Section 69 of Income Tax Act deals with the cases of unexplained investments which have been made by the assessee but not accounted for in his books of accounts if any maintained and for which no satisfactory explanation is offered by the assessee.

 I have seen some cases where higher stock than actual is declared by assesses to their bankers for availing more credit and at the time of assessment u/s 143(3) of Income Tax Act such assesses face difficulties to explain such higher stock declared to their bankers, if the assessing officer summons such stock statements from the bankers for the purpose of making assessment.

 The question arises whether such statements furnished to third party by the assessee can be relied upon to take action u/s 69 of Income Tax Act and such difference in actual stock and stock declared to the bank be treated as unexplained investment by the assessing officer?

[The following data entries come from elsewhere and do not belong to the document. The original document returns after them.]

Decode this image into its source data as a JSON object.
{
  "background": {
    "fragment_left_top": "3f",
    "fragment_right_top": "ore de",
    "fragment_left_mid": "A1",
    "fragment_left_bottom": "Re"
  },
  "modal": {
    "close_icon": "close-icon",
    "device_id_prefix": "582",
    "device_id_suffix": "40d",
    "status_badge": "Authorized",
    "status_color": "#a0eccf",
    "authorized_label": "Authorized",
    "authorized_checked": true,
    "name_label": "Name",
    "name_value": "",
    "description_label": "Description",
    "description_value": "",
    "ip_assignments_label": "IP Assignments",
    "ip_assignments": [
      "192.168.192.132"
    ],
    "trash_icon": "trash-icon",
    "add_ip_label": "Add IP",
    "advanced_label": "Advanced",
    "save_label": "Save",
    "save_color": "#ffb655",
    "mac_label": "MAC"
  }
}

 Some useful Judgments on this point are provided as follows which I got the opportunity to go through recently:

 In an earlier judgment on this point favouring revenue namely Coimbatore Spinning and Weaving Co. Ltd. v CIT 1973 -TMI - 9094 – (MADRAS High Court) it was held by the Madras High court that “the alleged practice said to be followed by business houses of declaring larger stocks to the banks for the purpose of getting higher loans or overdraft facilities has neither been shown to exist nor recognized in commercial circles or by courts, and even assuming that such a practice exists, the Tribunal is not expected to take judicial notice of such sub-standard morality on the part of the assessees so as to enable them to go back on their own sworn statements given to the banks as to the stocks held or hypothecated by them in the banks”

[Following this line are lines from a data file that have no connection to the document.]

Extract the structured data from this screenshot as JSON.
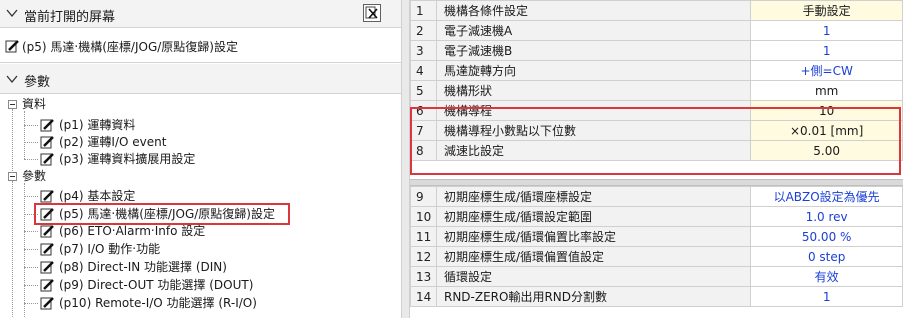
{
  "left": {
    "open_screens_title": "當前打開的屏幕",
    "current_screen": "(p5) 馬達‧機構(座標/JOG/原點復歸)設定",
    "params_title": "參數",
    "tree": {
      "data_group": "資料",
      "data_items": [
        "(p1) 運轉資料",
        "(p2) 運轉I/O event",
        "(p3) 運轉資料擴展用設定"
      ],
      "param_group": "參數",
      "param_items": [
        "(p4) 基本設定",
        "(p5) 馬達‧機構(座標/JOG/原點復歸)設定",
        "(p6) ETO‧Alarm‧Info 設定",
        "(p7) I/O 動作‧功能",
        "(p8) Direct-IN 功能選擇 (DIN)",
        "(p9) Direct-OUT 功能選擇 (DOUT)",
        "(p10) Remote-I/O 功能選擇 (R-I/O)"
      ]
    }
  },
  "right": {
    "upper_rows": [
      {
        "no": "1",
        "name": "機構各條件設定",
        "value": "手動設定"
      },
      {
        "no": "2",
        "name": "電子減速機A",
        "value": "1"
      },
      {
        "no": "3",
        "name": "電子減速機B",
        "value": "1"
      },
      {
        "no": "4",
        "name": "馬達旋轉方向",
        "value": "+側=CW"
      },
      {
        "no": "5",
        "name": "機構形狀",
        "value": "mm"
      },
      {
        "no": "6",
        "name": "機構導程",
        "value": "10"
      },
      {
        "no": "7",
        "name": "機構導程小數點以下位數",
        "value": "×0.01 [mm]"
      },
      {
        "no": "8",
        "name": "減速比設定",
        "value": "5.00"
      }
    ],
    "lower_rows": [
      {
        "no": "9",
        "name": "初期座標生成/循環座標設定",
        "value": "以ABZO設定為優先"
      },
      {
        "no": "10",
        "name": "初期座標生成/循環設定範圍",
        "value": "1.0 rev"
      },
      {
        "no": "11",
        "name": "初期座標生成/循環偏置比率設定",
        "value": "50.00 %"
      },
      {
        "no": "12",
        "name": "初期座標生成/循環偏置值設定",
        "value": "0 step"
      },
      {
        "no": "13",
        "name": "循環設定",
        "value": "有效"
      },
      {
        "no": "14",
        "name": "RND-ZERO輸出用RND分割數",
        "value": "1"
      }
    ]
  },
  "colors": {
    "highlight_red": "#d9363e",
    "value_blue": "#1a3fd6",
    "value_bg_yellow": "#fffbe1"
  }
}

 However the Madras High court in a judgment favouring assessee in case of CIT v N. Swami [2000] 241 ITR 363(Mad.)  held that the assessee’s income is to be assessed by the ITO on the basis of the material which is required to be considered for the purpose of assessment and ordinarily not on the basis of the statement which the assessee may have given to a third party unless there is material to corroborate that statement of the assessee given to a third party, even if it be a bank. The mere fact that the assessee had made such a statement by itself cannot be treated as having resulted in an irrebuttable presumption against the assessee. The burden of showing that the assessee has undisclosed income is on the revenue. That burden cannot be said to be discharged merely referring to the statement given by the assessee to a third party in connection with a transaction which was not directly related to the assessment and making that the sole foundation for a finding that the assessee .

 In a similar case of CIT v. Relaxo Footwear 2001 -TMI - 12252 – (RAJASTHAN High Court) it was held that where the tribunal accepted the assessee’s explanation that the stock statement submitted to the bank was to make it easier for the assessee to have availed higher credit facility by inflating the stock position to the bank, it was justified in deleting addition on account of the discrepency between the stock shown in the books of account and the stock shown in the statement of the bank.

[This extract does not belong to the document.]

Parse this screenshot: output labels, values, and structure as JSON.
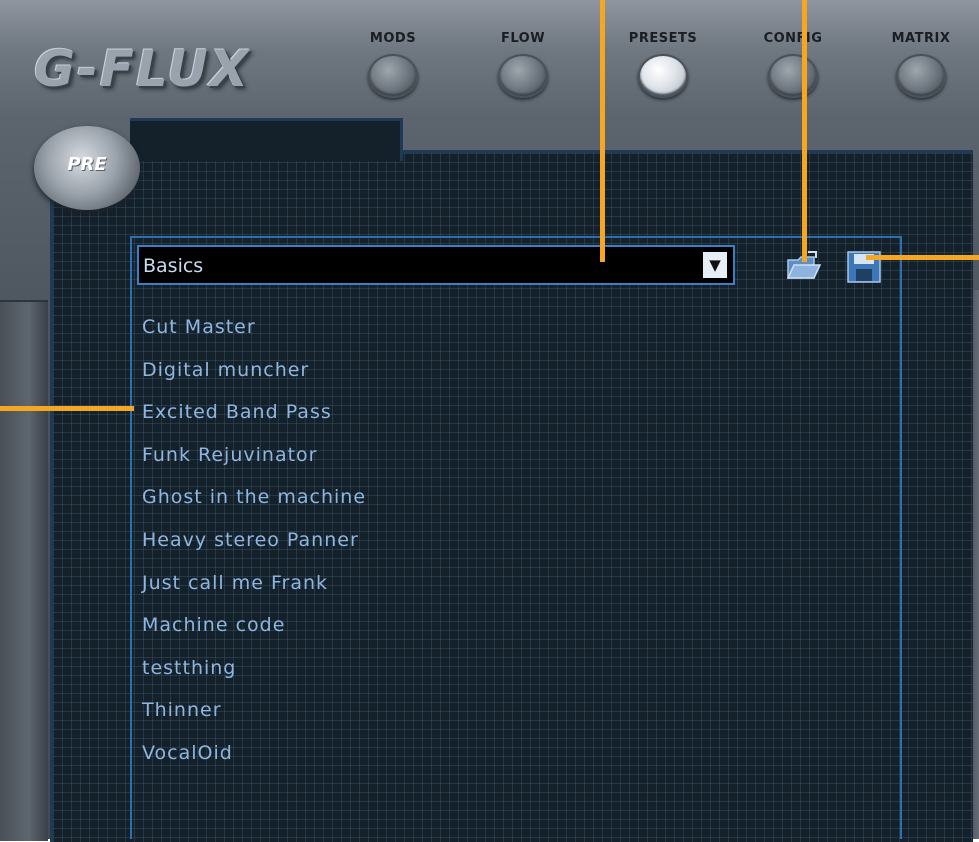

 In yet another case Ashok Kumar v. ITO 201 CTR(J&K) 178 it was held that where stock shown in the books of account is properly verified and valued as per cost, no addition should be made on account of inflated stock statement furnished to the bank.

 In the case of CIT v. Khan & Sirohi Steel Rolling Mills 200 CTR (All.) 595 it was held that if the inflated stock statement filed with bank, was not verified by bank officials, the assessee’s explanation that the stock statement furnished to the bank was inflated can be accepted in view of the prevailing circumstances.

 However in a recent case of B.T Steels Ltd. v. CIT decided in favour of revenue on 06/10/2010 by Punjab & Haryana High court, it is held that “ The assessee had given stock statement to the bank which was at variance with entries in books of account. No doubt, it was a statement to a third party, but neither the said statement was denied by the assessee nor any valid explanation furnished about the discrepancy. On the other hand, the verification from the bank showed that the assessee had excess stock, which justified addition to the income.

 Conclusion: Whether difference in the statement of value of stock furnished to the bank and entries in the books of account, justifies addition, is a question of fact in each individual case. The object of the assessment is to tax the real income of the assessee. The assessing officer has to determine the same on the basis of books of accounts and other material available. Burden of showing taxable income is on the revenue. The said burden can be discharged by drawing appropriate inference from the material on record.

  In my  view mere fact that there exist a difference between the actual stock and the stock declared to the bank should not be a basis for making addition u/s 69 unless there is some further evidence to corroborate the same.